Ten aanzien van de verstrekking van loonkostensubsidie is er sprake van een verstrekking als bedoeld in de Algemene wet bestuursrecht.
Artikel 12 - Het besluit tot vaststellen van de loonkostensubsidie
Titel 4.2 van de Algemene wet bestuursrecht is van toepassing.
Er is gekozen om de subsidie direct vast te stellen, en niet eerst via een verlening te bevoorschotten.
De reden hiervoor is een vereenvoudiging van de uitvoering. Dit is één van de uitgangspunten in de opzet van het PGB.
Ter controle dienen de periodieke gesprekken, die de casemanagers hebben met de begeleidingsorganisatie, de werkgever en de geïndiceerde zelf.
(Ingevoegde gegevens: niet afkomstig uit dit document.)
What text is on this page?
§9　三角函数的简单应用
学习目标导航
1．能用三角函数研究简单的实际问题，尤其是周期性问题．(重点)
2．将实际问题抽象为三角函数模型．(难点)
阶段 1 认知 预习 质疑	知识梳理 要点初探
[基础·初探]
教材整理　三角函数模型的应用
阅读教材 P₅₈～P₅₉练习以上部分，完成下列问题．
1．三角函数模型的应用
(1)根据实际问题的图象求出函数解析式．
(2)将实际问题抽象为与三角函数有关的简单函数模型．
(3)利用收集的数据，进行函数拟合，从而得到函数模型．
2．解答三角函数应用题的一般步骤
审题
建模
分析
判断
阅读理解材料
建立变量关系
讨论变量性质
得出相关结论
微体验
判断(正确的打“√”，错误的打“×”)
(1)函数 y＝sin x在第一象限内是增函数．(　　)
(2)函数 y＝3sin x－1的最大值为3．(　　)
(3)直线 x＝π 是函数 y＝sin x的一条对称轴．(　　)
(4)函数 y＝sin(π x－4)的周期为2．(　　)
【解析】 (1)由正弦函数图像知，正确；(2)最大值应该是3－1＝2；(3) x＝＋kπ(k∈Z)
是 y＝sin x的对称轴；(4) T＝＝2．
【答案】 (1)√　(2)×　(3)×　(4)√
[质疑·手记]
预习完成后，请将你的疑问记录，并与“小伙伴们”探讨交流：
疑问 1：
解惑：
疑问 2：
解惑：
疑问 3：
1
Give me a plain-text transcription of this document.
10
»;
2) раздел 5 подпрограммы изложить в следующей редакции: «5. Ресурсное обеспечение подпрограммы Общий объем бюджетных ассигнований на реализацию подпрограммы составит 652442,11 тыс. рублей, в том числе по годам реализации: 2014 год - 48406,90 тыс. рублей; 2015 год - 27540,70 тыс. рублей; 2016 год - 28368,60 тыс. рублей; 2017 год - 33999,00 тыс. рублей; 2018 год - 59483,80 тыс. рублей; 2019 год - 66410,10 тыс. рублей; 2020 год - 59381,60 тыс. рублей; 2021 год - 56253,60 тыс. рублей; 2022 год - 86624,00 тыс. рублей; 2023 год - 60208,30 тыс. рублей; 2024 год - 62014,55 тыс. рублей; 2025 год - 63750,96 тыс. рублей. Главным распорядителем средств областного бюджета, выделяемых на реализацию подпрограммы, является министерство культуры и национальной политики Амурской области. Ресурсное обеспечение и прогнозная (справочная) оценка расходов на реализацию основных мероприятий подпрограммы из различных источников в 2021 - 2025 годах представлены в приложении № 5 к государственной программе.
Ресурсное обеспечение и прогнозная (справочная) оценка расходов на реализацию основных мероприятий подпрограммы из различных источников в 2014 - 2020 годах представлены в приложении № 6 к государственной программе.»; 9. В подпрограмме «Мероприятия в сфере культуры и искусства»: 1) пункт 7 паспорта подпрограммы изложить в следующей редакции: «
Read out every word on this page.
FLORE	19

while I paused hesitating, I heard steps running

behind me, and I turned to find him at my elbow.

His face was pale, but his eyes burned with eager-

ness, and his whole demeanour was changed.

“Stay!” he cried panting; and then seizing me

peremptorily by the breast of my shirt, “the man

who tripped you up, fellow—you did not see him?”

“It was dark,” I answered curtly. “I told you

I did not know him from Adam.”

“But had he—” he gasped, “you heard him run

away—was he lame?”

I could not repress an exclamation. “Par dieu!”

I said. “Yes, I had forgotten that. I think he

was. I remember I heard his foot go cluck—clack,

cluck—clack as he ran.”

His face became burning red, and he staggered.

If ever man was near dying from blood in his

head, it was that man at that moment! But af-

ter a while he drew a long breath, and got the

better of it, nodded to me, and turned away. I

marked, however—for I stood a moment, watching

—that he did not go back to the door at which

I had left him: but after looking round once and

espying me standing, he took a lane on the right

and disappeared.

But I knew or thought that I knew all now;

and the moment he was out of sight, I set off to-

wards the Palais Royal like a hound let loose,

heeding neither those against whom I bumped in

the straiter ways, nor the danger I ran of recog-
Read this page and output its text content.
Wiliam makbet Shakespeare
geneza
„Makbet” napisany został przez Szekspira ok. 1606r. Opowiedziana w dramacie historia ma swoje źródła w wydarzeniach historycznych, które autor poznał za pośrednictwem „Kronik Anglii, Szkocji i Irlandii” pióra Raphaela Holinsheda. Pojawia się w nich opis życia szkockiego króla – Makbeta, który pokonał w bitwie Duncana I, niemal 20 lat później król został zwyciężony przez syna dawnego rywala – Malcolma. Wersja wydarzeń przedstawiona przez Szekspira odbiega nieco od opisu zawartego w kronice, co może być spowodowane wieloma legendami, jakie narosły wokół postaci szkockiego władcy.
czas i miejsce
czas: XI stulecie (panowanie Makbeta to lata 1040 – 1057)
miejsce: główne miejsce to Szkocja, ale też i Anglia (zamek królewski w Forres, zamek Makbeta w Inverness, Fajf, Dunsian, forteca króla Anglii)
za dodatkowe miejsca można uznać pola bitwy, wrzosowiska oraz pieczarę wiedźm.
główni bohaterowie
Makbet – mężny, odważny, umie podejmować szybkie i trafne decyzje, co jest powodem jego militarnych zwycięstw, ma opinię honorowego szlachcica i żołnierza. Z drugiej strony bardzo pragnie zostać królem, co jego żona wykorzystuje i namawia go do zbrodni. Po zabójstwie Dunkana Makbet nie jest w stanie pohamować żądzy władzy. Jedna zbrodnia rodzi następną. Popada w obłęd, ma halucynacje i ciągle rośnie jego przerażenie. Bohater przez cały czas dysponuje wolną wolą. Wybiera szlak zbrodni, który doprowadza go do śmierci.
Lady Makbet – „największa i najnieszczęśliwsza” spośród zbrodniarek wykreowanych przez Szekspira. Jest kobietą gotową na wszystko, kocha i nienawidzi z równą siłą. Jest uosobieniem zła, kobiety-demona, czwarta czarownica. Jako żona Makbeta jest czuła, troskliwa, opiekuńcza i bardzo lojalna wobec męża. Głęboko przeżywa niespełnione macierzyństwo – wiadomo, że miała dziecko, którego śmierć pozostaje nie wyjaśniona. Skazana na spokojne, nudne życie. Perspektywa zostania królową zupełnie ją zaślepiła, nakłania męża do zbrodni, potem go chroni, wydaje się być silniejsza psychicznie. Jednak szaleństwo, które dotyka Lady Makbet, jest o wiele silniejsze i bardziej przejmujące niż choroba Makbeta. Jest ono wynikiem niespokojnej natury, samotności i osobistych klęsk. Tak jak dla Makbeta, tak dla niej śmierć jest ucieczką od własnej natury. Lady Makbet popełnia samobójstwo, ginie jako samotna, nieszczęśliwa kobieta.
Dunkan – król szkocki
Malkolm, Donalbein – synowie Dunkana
De frequentie van deze gesprekken is afhankelijk van de individuele omstandigheden.
In de beschikking wordt de werkgever verplicht om melding te maken van omstandigheden, die tot een ander bedrag van de loonkostensubsidie kunnen leiden.
In de overeenkomst met de begeleidingsorganisatie is ook een dergelijke verplichting opgenomen.
De verordening maakt het mogelijk, om de loonkostensubsidie op elk moment te kunnen wijzigen.
Op deze wijze wordt toegezien op een juiste verstrekking van loonkostensubsidie.